Golden State was and still is exactly what the Rockets’ own general manager, Daryl Morey, said they are: “maybe the best team in NBA history.” Ok, that may be a little bit of hyperbole, but it could be argued quite convincingly by someone only partially familiar with the modern NBA landscape that there are more teams with more good players playing today than at any point in the league’s history. That’s a bold statement, but let’s take a few factors into consideration before we all start heralding Houston as the team to beat this year.
First of all, the Warriors had plenty of reasons (not excuses – well, maybe they are excuses) for not performing up to their level/enabling the Rockets to play up. Andre Iguodala, the team’s off-the-bench ace-in-the-hole was unavailable due to an injury, as was Draymond Green after the fourth quarter. The Warriors had just come back from their annual publicity stunt…I mean trip…to China in which they played two preseason games against the Minnesota Timberwolves (who aren’t so much abysmal as they are very young this year), and they did just have huge golden, diamond-encrusted championship rings placed on their fingers prior to the game.
Pretty much everything after being awarded that much bling is a letdown, and that proved to be the case for Golden State on Tuesday night, even if Houston did play well to claw the way back from a 15-point deficit. Basically, don’t call it a Warriors choke, but don’t call it a masterstroke for the Rockets either. Chris Paul, for one, wasn’t exactly bullish on Houston’s chances, telling ESPN that “this game will mean absolutely nothing for [Golden State] come April.”

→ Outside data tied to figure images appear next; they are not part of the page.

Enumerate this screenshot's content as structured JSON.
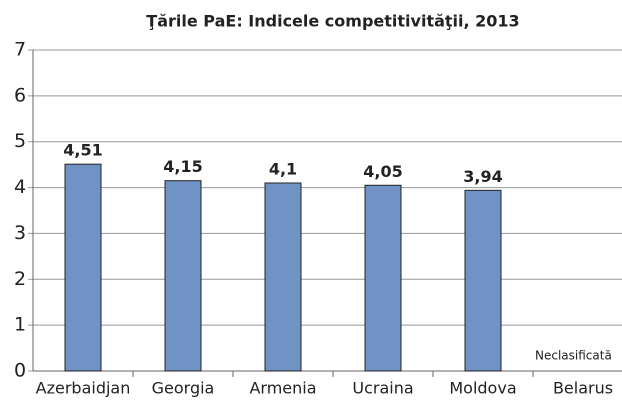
{
  "chart_data": {
    "type": "bar",
    "title": "Ţările PaE: Indicele competitivităţii, 2013",
    "categories": [
      "Azerbaidjan",
      "Georgia",
      "Armenia",
      "Ucraina",
      "Moldova",
      "Belarus"
    ],
    "values": [
      4.51,
      4.15,
      4.1,
      4.05,
      3.94,
      null
    ],
    "value_labels": [
      "4,51",
      "4,15",
      "4,1",
      "4,05",
      "3,94",
      null
    ],
    "annotation": "Neclasificată",
    "color": "#7092c4",
    "ylim": [
      0,
      7
    ],
    "yticks": [
      0,
      1,
      2,
      3,
      4,
      5,
      6,
      7
    ],
    "grid": true
  }
}
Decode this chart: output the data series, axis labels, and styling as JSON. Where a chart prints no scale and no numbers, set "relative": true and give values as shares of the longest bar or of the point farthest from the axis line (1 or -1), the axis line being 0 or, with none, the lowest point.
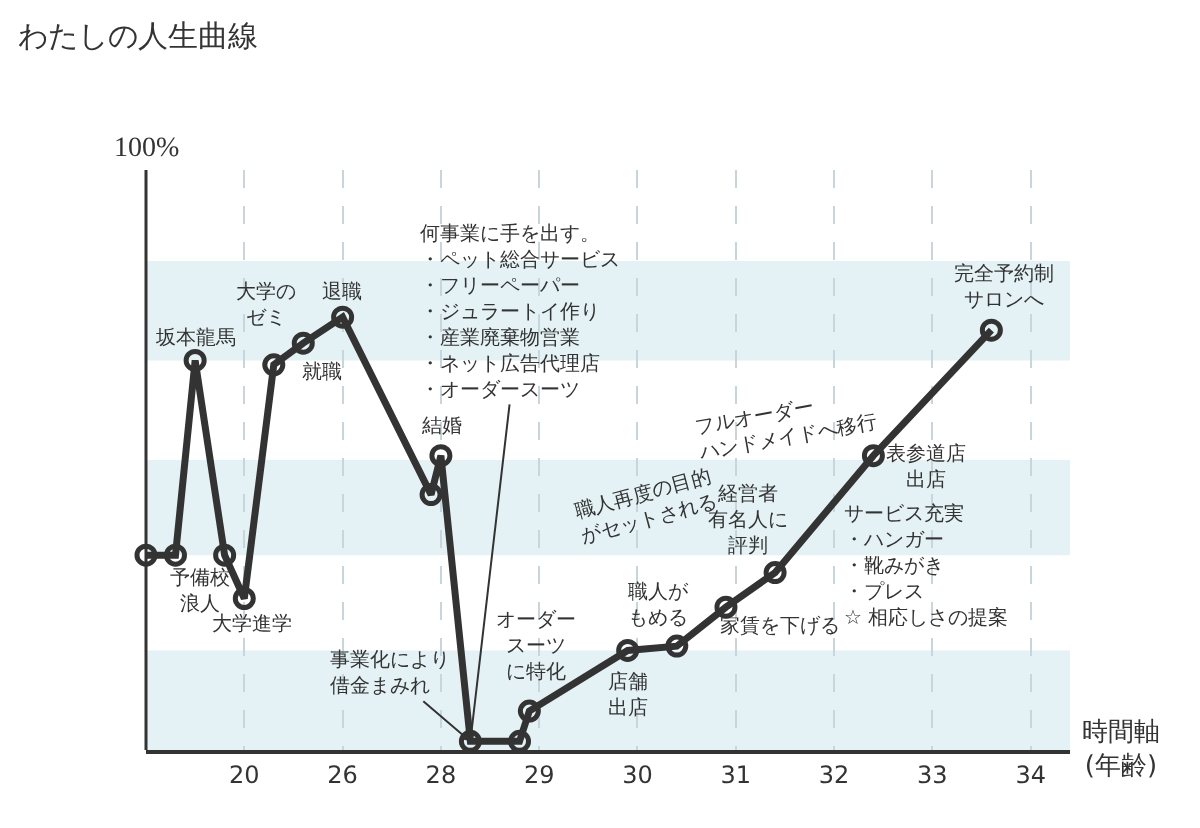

Then again, Paul DID have an uncharacteristically bad night on offense, scoring just four points after going 2-for-9 from the floor. Paul, like the rest of his team mates, has a reason – maybe – for his poor showing, hurting his leg somewhere during the proceedings, though he did manage to nab eight rebounds, contribute 11 assists and snatch a brace of steals on defense.

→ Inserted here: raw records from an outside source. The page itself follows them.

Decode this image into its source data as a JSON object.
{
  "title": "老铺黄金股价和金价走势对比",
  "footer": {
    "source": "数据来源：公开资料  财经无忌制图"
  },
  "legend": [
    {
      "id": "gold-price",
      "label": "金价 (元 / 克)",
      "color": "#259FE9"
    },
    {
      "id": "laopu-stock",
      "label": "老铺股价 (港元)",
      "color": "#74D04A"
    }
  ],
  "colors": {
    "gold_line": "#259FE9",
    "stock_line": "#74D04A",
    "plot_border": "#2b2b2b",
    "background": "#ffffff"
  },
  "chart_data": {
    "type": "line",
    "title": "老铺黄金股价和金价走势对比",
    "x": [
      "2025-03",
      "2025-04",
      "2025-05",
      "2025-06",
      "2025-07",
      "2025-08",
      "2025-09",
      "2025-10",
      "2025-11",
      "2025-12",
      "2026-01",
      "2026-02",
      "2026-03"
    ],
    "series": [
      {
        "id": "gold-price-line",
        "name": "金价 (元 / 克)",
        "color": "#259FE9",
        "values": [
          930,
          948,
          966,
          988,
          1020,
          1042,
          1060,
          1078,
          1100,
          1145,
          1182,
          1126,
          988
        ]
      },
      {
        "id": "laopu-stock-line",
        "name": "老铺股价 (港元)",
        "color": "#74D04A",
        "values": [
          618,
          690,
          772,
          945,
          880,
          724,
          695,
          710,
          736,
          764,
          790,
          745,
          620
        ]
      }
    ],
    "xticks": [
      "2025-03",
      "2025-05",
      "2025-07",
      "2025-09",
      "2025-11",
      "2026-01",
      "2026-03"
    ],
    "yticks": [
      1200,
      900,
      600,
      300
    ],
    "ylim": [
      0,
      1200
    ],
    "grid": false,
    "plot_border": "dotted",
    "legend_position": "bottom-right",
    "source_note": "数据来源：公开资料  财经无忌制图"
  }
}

We’ve been down on Houston’s performance so far, but that doesn’t mean the Rockets won’t be any good in the ’17-’18 season – far from it! The Warriors might be the sportsbooks’ darlings (for now), with futures odds of -150 to win the 2018 NBA Championship available for interested bettors over at Bovada.lv, but the Spurs, who are sure to have an explosive offensive presence, are entirely underrated at the legal sports betting site, listing with odds of +1,200. As Rockets leading man James Harden so aptly said to reporters post-game, “we’ve got a chance.”
Harden and Paul will lead the way on Houston’s offensive front, but the real key for any long-lasting success is whether or not they can get the team as a whole to step up on defense too. If nothing else was achieved in the game on Tuesday night, holding the Warriors, famous as offensive powerhouses of the modern era, to 20 points in the fourth period is good indication that the Rockets are up to the task.

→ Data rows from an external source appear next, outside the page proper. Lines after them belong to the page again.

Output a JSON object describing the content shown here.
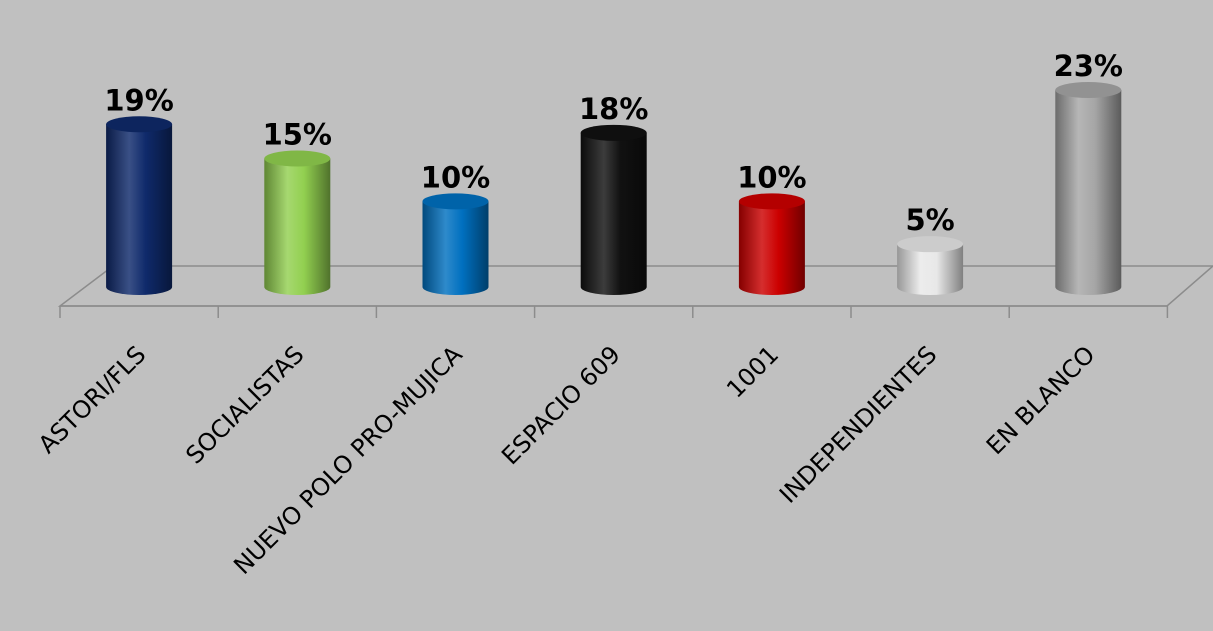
{
  "chart_data": {
    "type": "bar",
    "title": "",
    "xlabel": "",
    "ylabel": "",
    "ylim": [
      0,
      25
    ],
    "grid": false,
    "legend": "none",
    "categories": [
      "ASTORI/FLS",
      "SOCIALISTAS",
      "NUEVO POLO PRO-MUJICA",
      "ESPACIO 609",
      "1001",
      "INDEPENDIENTES",
      "EN BLANCO"
    ],
    "values": [
      19,
      15,
      10,
      18,
      10,
      5,
      23
    ],
    "value_labels": [
      "19%",
      "15%",
      "10%",
      "18%",
      "10%",
      "5%",
      "23%"
    ],
    "colors": [
      "#0f2a6b",
      "#92d050",
      "#0070c0",
      "#111111",
      "#cc0000",
      "#e8e8e8",
      "#a6a6a6"
    ]
  }
}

All told,SportsBetting California.com thinks this is shaping up to be a particularly interesting rivalry, and one that certainly has the potential to disrupt the “Golden State/Cleveland again” narrative that had been brewing since before the pre-season. Basically, it isn’t that all bets are off, it’s just that there could be somebody else in upper echelons of the NBA hierarchy worth betting out other than the Warriors this year.